Dim Sum Diaries
I've been feeling a bit under the weather lately. All I want to do is burrow under the covers and lie abed all day. Of course, with two rambunctious children its pretty much impossible.

So yesterday I managed to catch a snooze when the children were napping. The telephone rings and I sleepily pick it up.

"Lo," I muttered.

"Hello!" my Dad said jovially. "Do you want to go to your sister's house and meet us for dinner?" The static-y crackle of his cell phone was very pronounced, making it necessary to talk loudly. I tried to wake up my sleep-fogged brain to process this latest piece of information.

"Sure," I replied.

"Mom has some stuff she needs to give you."

"Okay, tell Mom to bring down the pants she hemmed for me, okay?" I asked.


"The PANTS!" I repeated.


"The PANTS!!!" I repeated even more loudly. Maybe if I switched to Cantonese, then he would understand I was saying.

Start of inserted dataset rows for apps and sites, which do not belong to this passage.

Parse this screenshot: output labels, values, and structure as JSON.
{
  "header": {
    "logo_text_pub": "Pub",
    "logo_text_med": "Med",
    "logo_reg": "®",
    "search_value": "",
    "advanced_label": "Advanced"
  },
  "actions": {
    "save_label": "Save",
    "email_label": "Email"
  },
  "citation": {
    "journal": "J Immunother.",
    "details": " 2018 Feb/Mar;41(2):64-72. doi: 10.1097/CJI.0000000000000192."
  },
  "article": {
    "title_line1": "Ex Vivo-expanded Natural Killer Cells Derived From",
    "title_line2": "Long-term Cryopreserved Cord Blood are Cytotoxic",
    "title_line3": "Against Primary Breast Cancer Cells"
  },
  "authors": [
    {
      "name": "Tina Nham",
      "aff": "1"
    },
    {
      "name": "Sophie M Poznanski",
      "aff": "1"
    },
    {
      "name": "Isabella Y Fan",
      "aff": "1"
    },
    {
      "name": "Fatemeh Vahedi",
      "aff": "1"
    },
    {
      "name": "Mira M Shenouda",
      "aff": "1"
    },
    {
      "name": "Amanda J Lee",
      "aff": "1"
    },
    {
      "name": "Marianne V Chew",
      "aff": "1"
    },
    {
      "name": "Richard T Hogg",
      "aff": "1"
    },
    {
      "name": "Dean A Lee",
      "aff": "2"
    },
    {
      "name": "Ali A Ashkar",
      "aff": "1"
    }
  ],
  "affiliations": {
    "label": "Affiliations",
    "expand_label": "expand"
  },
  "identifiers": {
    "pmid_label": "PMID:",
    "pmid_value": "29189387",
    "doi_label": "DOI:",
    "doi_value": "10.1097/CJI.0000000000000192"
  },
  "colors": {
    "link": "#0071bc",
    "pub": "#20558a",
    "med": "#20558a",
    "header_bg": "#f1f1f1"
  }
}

I paused for a moment, trying to remember the word for pants. "THE DUI-FOO!!!!" I said, then cursed when I realized I'd said underwear instead of pants.



"Oh," my Dad finally said. "I thought you said tent. Okay, I'll tell her."

I sighed. Even though its completely obvious that were I fully awake, my fluency in Cantonese would rival the language skills of a U.N. language translator (yeah right), this is what happens when you don't speak Chinese for extended periods of time.